I don't know if I would have been better off being dx'd earlier in life, and there is no way of knowing. I do know that part of my struggles was to prove to myself and others that I am a worthwhile part of society. I don't know if I would have had the same drive had I been dx'd earlier.
I realise being an undx'd aspie has caused me pain, I don't dwell on it, but am now getting an understanding of why it happened.
We could split hairs over the use of regret, but as I am self-diagnosed, I thought it was appropriate.
Knowledge seems to percolate slowly through the health care system. I have learned to listen to what they say and then make my own decisions. I have seen too many examples of there their knowledge is obsolete, or they just don't know.

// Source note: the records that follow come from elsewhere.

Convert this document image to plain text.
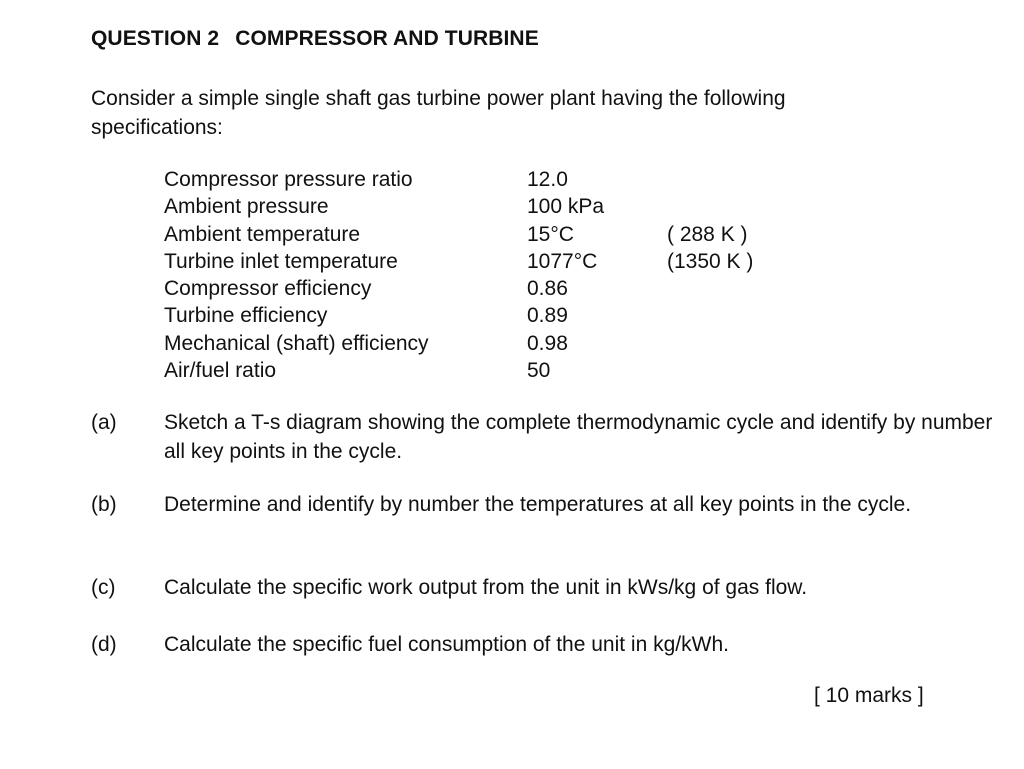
QUESTION 2 COMPRESSOR AND TURBINE
Consider a simple single shaft gas turbine power plant having the following specifications:
Compressor pressure ratio	12.0
Ambient pressure	100 kPa
Ambient temperature	15°C	( 288 K )
Turbine inlet temperature	1077°C	(1350 K )
Compressor efficiency	0.86
Turbine efficiency	0.89
Mechanical (shaft) efficiency	0.98
Air/fuel ratio	50
(a) Sketch a T-s diagram showing the complete thermodynamic cycle and identify by number all key points in the cycle.
(b) Determine and identify by number the temperatures at all key points in the cycle.
(c) Calculate the specific work output from the unit in kWs/kg of gas flow.
(d) Calculate the specific fuel consumption of the unit in kg/kWh.
[ 10 marks ]
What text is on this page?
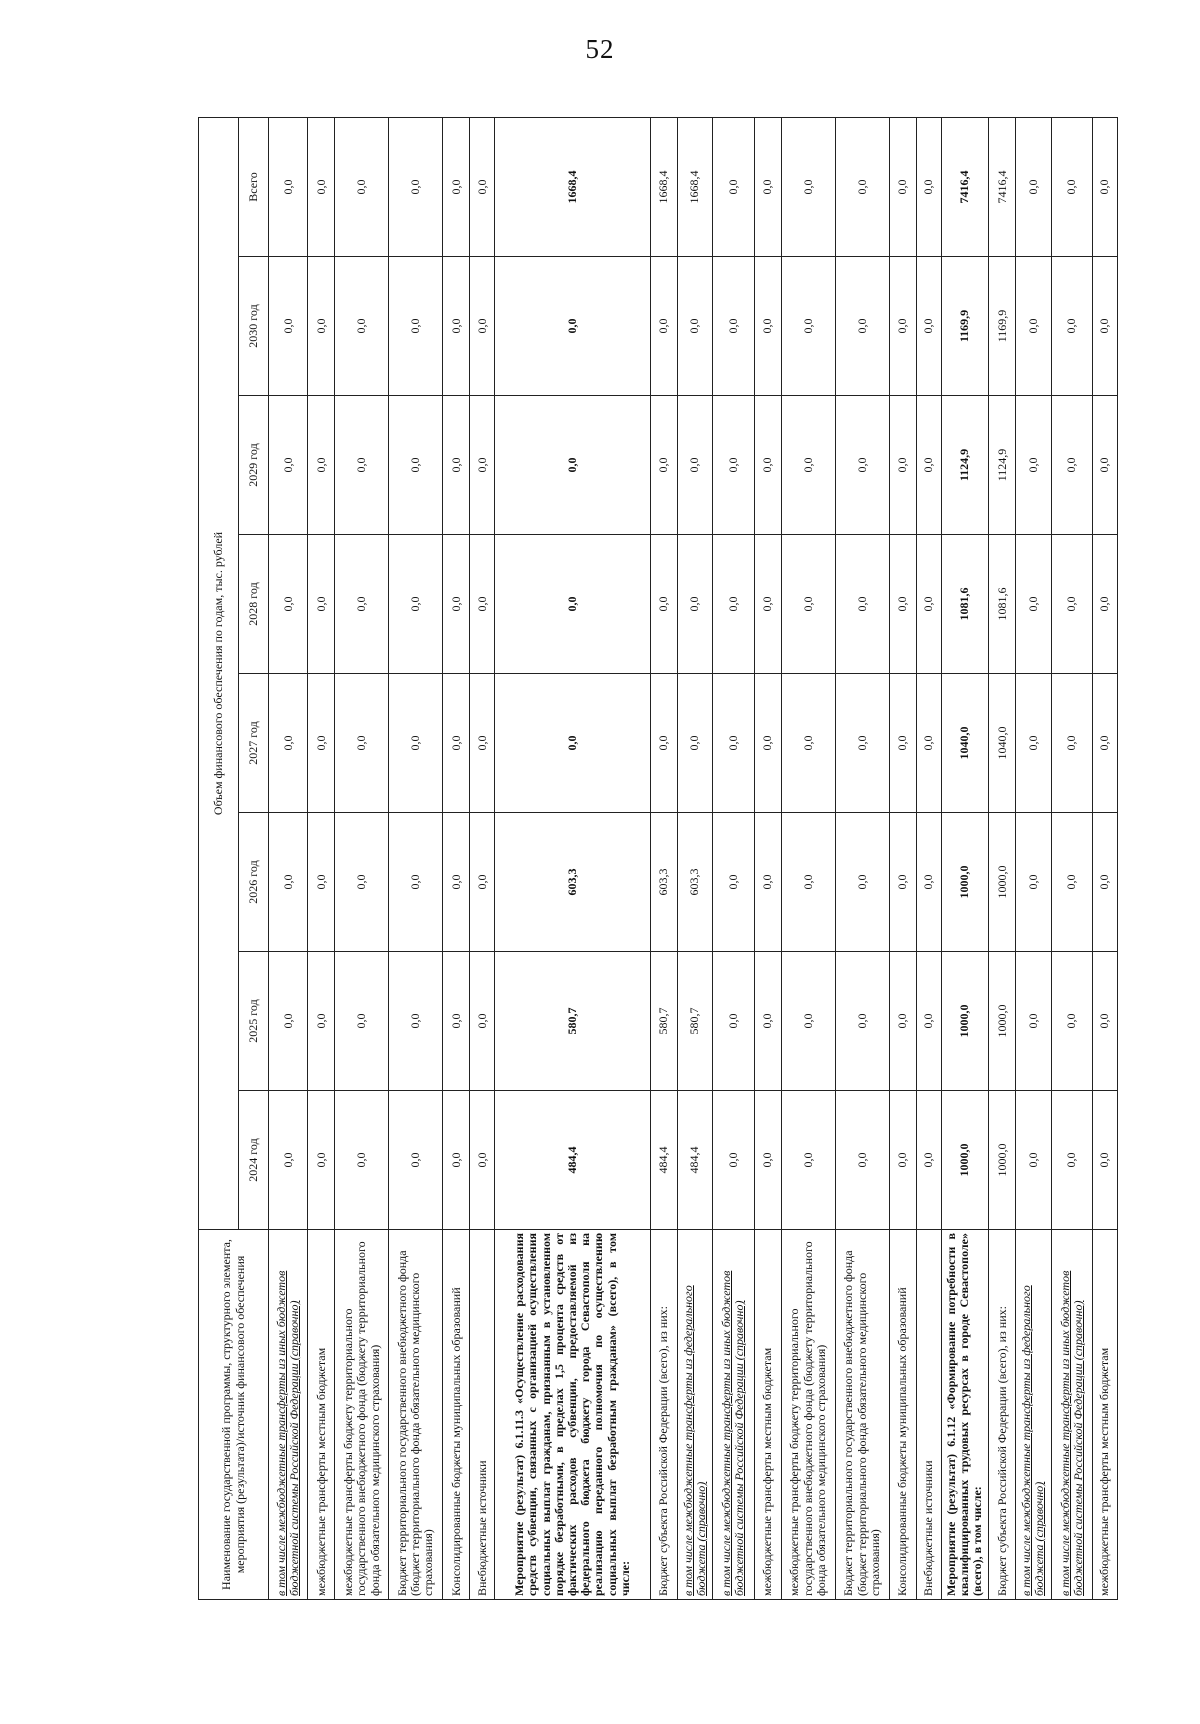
52
Наименование государственной программы, структурного элемента, мероприятия (результата)/источник финансового обеспечения	Объем финансового обеспечения по годам, тыс. рублей							
	2024 год	2025 год	2026 год	2027 год	2028 год	2029 год	2030 год	Всего
в том числе межбюджетные трансферты из иных бюджетов бюджетной системы Российской Федерации (справочно)	0,0	0,0	0,0	0,0	0,0	0,0	0,0	0,0
межбюджетные трансферты местным бюджетам	0,0	0,0	0,0	0,0	0,0	0,0	0,0	0,0
межбюджетные трансферты бюджету территориального государственного внебюджетного фонда (бюджету территориального фонда обязательного медицинского страхования)	0,0	0,0	0,0	0,0	0,0	0,0	0,0	0,0
Бюджет территориального государственного внебюджетного фонда (бюджет территориального фонда обязательного медицинского страхования)	0,0	0,0	0,0	0,0	0,0	0,0	0,0	0,0
Консолидированные бюджеты муниципальных образований	0,0	0,0	0,0	0,0	0,0	0,0	0,0	0,0
Внебюджетные источники	0,0	0,0	0,0	0,0	0,0	0,0	0,0	0,0
Мероприятие (результат) 6.1.11.3 «Осуществление расходования средств субвенции, связанных с организацией осуществления социальных выплат гражданам, признанным в установленном порядке безработными, в пределах 1,5 процента средств от фактических расходов субвенции, предоставляемой из федерального бюджета бюджету города Севастополя на реализацию переданного полномочия по осуществлению социальных выплат безработным гражданам» (всего), в том числе:	484,4	580,7	603,3	0,0	0,0	0,0	0,0	1668,4
Бюджет субъекта Российской Федерации (всего), из них:	484,4	580,7	603,3	0,0	0,0	0,0	0,0	1668,4
в том числе межбюджетные трансферты из федерального бюджета (справочно)	484,4	580,7	603,3	0,0	0,0	0,0	0,0	1668,4
в том числе межбюджетные трансферты из иных бюджетов бюджетной системы Российской Федерации (справочно)	0,0	0,0	0,0	0,0	0,0	0,0	0,0	0,0
межбюджетные трансферты местным бюджетам	0,0	0,0	0,0	0,0	0,0	0,0	0,0	0,0
межбюджетные трансферты бюджету территориального государственного внебюджетного фонда (бюджету территориального фонда обязательного медицинского страхования)	0,0	0,0	0,0	0,0	0,0	0,0	0,0	0,0
Бюджет территориального государственного внебюджетного фонда (бюджет территориального фонда обязательного медицинского страхования)	0,0	0,0	0,0	0,0	0,0	0,0	0,0	0,0
Консолидированные бюджеты муниципальных образований	0,0	0,0	0,0	0,0	0,0	0,0	0,0	0,0
Внебюджетные источники	0,0	0,0	0,0	0,0	0,0	0,0	0,0	0,0
Мероприятие (результат) 6.1.12 «Формирование потребности в квалифицированных трудовых ресурсах в городе Севастополе» (всего), в том числе:	1000,0	1000,0	1000,0	1040,0	1081,6	1124,9	1169,9	7416,4
Бюджет субъекта Российской Федерации (всего), из них:	1000,0	1000,0	1000,0	1040,0	1081,6	1124,9	1169,9	7416,4
в том числе межбюджетные трансферты из федерального бюджета (справочно)	0,0	0,0	0,0	0,0	0,0	0,0	0,0	0,0
в том числе межбюджетные трансферты из иных бюджетов бюджетной системы Российской Федерации (справочно)	0,0	0,0	0,0	0,0	0,0	0,0	0,0	0,0
межбюджетные трансферты местным бюджетам	0,0	0,0	0,0	0,0	0,0	0,0	0,0	0,0
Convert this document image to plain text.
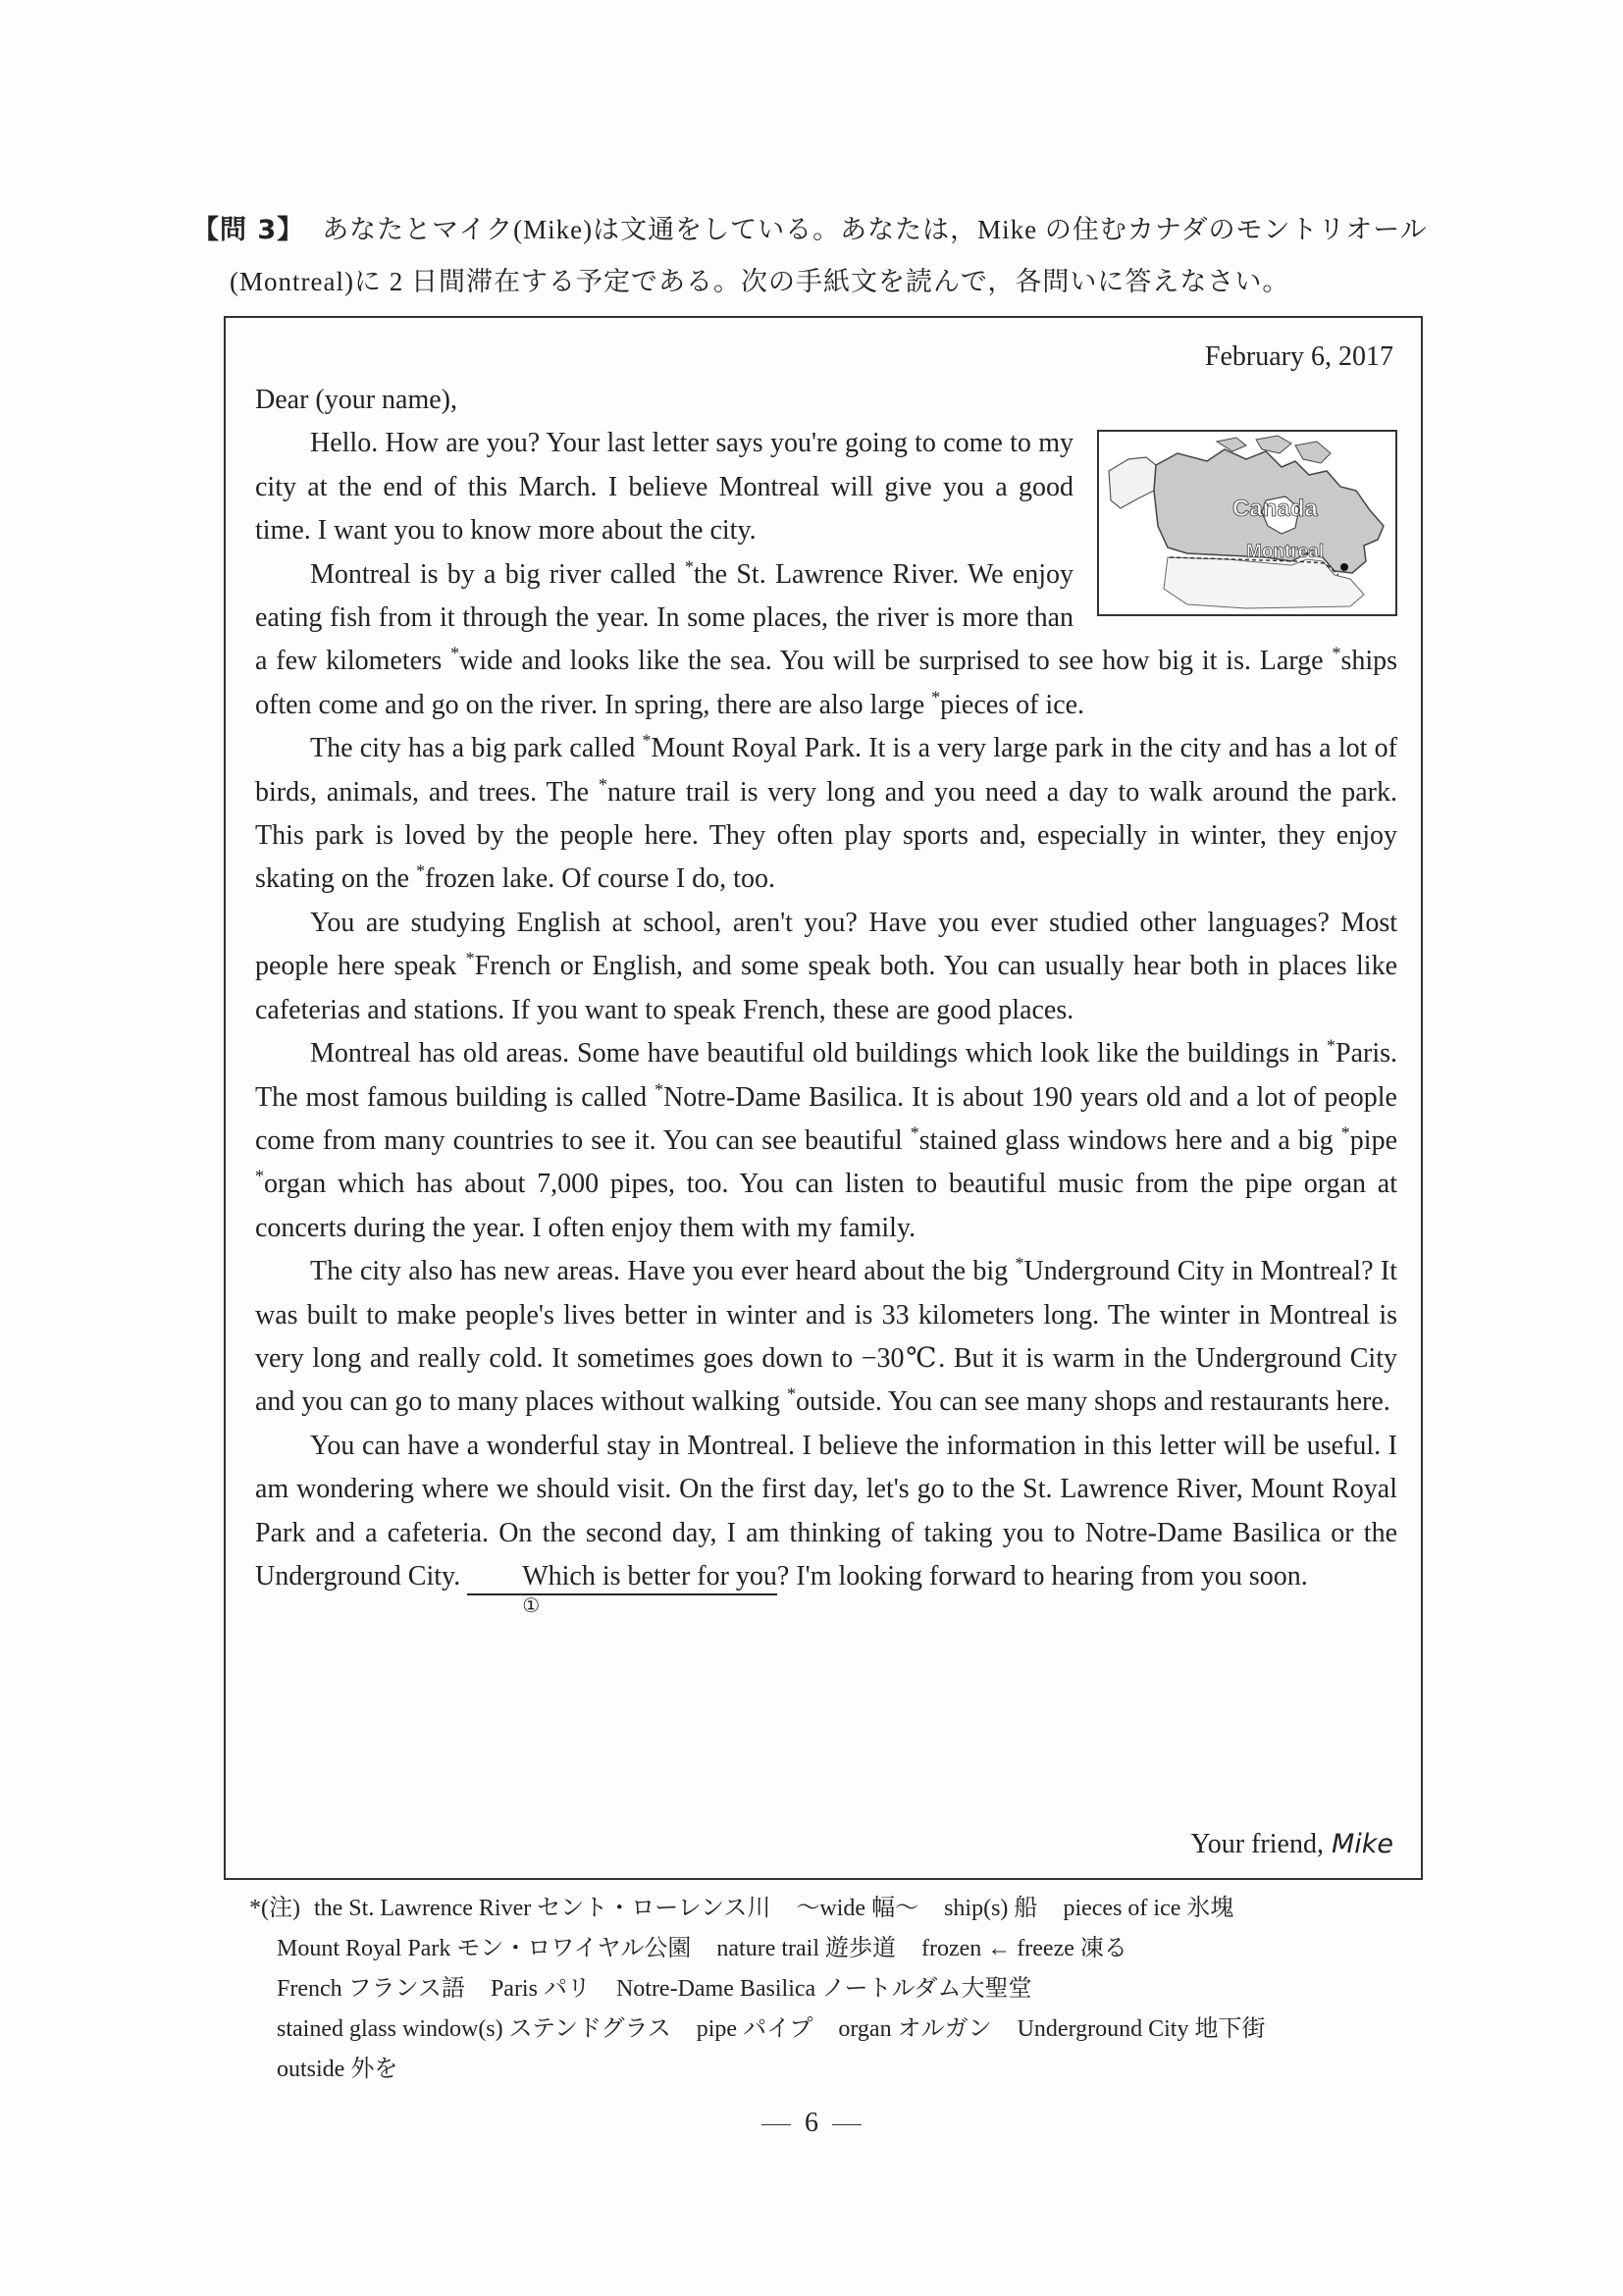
【問 3】 あなたとマイク(Mike)は文通をしている。あなたは，Mike の住むカナダのモントリオール
(Montreal)に 2 日間滞在する予定である。次の手紙文を読んで，各問いに答えなさい。
February 6, 2017

Dear (your name),

Canada
Montreal
Hello. How are you? Your last letter says you're going to come to my city at the end of this March. I believe Montreal will give you a good time. I want you to know more about the city.

Montreal is by a big river called *the St. Lawrence River. We enjoy eating fish from it through the year. In some places, the river is more than a few kilometers *wide and looks like the sea. You will be surprised to see how big it is. Large *ships often come and go on the river. In spring, there are also large *pieces of ice.

The city has a big park called *Mount Royal Park. It is a very large park in the city and has a lot of birds, animals, and trees. The *nature trail is very long and you need a day to walk around the park. This park is loved by the people here. They often play sports and, especially in winter, they enjoy skating on the *frozen lake. Of course I do, too.

You are studying English at school, aren't you? Have you ever studied other languages? Most people here speak *French or English, and some speak both. You can usually hear both in places like cafeterias and stations. If you want to speak French, these are good places.

Montreal has old areas. Some have beautiful old buildings which look like the buildings in *Paris. The most famous building is called *Notre-Dame Basilica. It is about 190 years old and a lot of people come from many countries to see it. You can see beautiful *stained glass windows here and a big *pipe *organ which has about 7,000 pipes, too. You can listen to beautiful music from the pipe organ at concerts during the year. I often enjoy them with my family.

The city also has new areas. Have you ever heard about the big *Underground City in Montreal? It was built to make people's lives better in winter and is 33 kilometers long. The winter in Montreal is very long and really cold. It sometimes goes down to −30℃. But it is warm in the Underground City and you can go to many places without walking *outside. You can see many shops and restaurants here.

You can have a wonderful stay in Montreal. I believe the information in this letter will be useful. I am wondering where we should visit. On the first day, let's go to the St. Lawrence River, Mount Royal Park and a cafeteria. On the second day, I am thinking of taking you to Notre-Dame Basilica or the Underground City. Which is better for you
①
? I'm looking forward to hearing from you soon.

Your friend, Mike
*(注) the St. Lawrence River セント・ローレンス川 〜wide 幅〜 ship(s) 船 pieces of ice 氷塊
Mount Royal Park モン・ロワイヤル公園 nature trail 遊歩道 frozen ← freeze 凍る
French フランス語 Paris パリ Notre-Dame Basilica ノートルダム大聖堂
stained glass window(s) ステンドグラス pipe パイプ organ オルガン Underground City 地下街
outside 外を
6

You obviously think things would have been better for you if you had been dx'd earlier, thats fine. All I am saying is: I don't know, and if I had (been dx'd earlier) then I would not be the same person as I am now.
Lastly, I like being who I am (but then I don't know anything else)
Cheers
_________________
"Blessed be the cracked, for they shall let in the light."
- Groucho Marx
that is tantamount to a religious believer saying "the devil made me do it". it is your responsibility and no one else.
How can you compare that line to "the devil made me do it."
Look, you can try all you like in a world where Aspergers isn't widely known or understood that well, but if the proper resources aren't there, it's going to be much much harder.